HALO Vessel began after Ed Matus decided to take a break from the Miami Hardcore scene and go straight into the world of experimental electronica. Armed with a drum machine, an old synthesizer and an army of noisy guitar pedals he began to record a series of 4 track recordings which caught the attention of Audio Electric.
In 1998, Audio Electric released his first full length effort. The self titled full length (also known as "Post Miami Vice Electronics" drew heavily from the influences of Herbie Hancock, Kraftwerk, and Jan Hammer, but still showed off a noisy and raw sensibility which gave Matus a reputation for making sonically organic electronic music.

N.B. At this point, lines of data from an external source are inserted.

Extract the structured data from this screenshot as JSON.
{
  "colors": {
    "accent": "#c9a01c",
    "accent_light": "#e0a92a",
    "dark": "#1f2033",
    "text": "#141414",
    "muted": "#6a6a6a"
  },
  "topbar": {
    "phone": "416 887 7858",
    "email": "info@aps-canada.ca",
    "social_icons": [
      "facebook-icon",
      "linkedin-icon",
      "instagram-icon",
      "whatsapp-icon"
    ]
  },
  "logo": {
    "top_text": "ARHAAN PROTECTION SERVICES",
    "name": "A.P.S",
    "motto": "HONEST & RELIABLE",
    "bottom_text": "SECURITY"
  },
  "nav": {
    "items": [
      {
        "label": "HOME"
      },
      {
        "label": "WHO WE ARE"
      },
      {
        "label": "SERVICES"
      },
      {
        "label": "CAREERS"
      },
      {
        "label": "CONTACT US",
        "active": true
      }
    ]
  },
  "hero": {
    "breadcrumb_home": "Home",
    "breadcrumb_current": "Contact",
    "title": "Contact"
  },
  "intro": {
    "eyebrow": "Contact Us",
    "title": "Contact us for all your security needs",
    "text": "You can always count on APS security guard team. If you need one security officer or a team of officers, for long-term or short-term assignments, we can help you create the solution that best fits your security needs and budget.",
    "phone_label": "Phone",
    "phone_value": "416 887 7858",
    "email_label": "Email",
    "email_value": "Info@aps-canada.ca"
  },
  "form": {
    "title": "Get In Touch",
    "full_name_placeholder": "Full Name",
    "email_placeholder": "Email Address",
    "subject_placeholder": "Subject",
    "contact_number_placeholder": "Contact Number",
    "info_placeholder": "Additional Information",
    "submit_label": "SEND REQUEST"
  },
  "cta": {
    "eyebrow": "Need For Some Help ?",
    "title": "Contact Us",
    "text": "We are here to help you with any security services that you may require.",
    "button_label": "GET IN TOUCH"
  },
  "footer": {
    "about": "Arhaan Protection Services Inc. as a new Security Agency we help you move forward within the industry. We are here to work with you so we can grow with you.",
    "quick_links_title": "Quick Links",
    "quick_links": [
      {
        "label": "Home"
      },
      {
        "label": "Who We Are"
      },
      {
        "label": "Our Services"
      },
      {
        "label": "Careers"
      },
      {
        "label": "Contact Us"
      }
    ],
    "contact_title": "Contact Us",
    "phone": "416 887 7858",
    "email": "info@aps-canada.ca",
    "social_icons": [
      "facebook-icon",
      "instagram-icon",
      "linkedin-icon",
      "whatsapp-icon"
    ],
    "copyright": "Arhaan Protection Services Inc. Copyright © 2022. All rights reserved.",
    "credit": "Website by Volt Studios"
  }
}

Though certain trademarks would remain evident, his overall sound and direction evolved into what became his second release for Audio Electric, "Honest Men" E.P. Released in 2002, "Honest Men" was a quantum leap in terms of sound and style. In the first HALO Vessel full length, the overall vision was of smooth rhythms and futuristic synths. In "Honest Men", rhythms became aggressive, destructive, and pregnant with heavy bass. The synths were no longer smooth and futuristic. In "Honest Men", they became jagged, and at times, even howled like gigantic rusting machinery. Aesthetically speaking, Matus was displaying a different future than the one he showed in his first release. After the live experience of HALO Vessel, Matus deliberately set out to make a recording which almost sounded live as opposed to the very dry and sterile production heard in many IDM recordings of the time.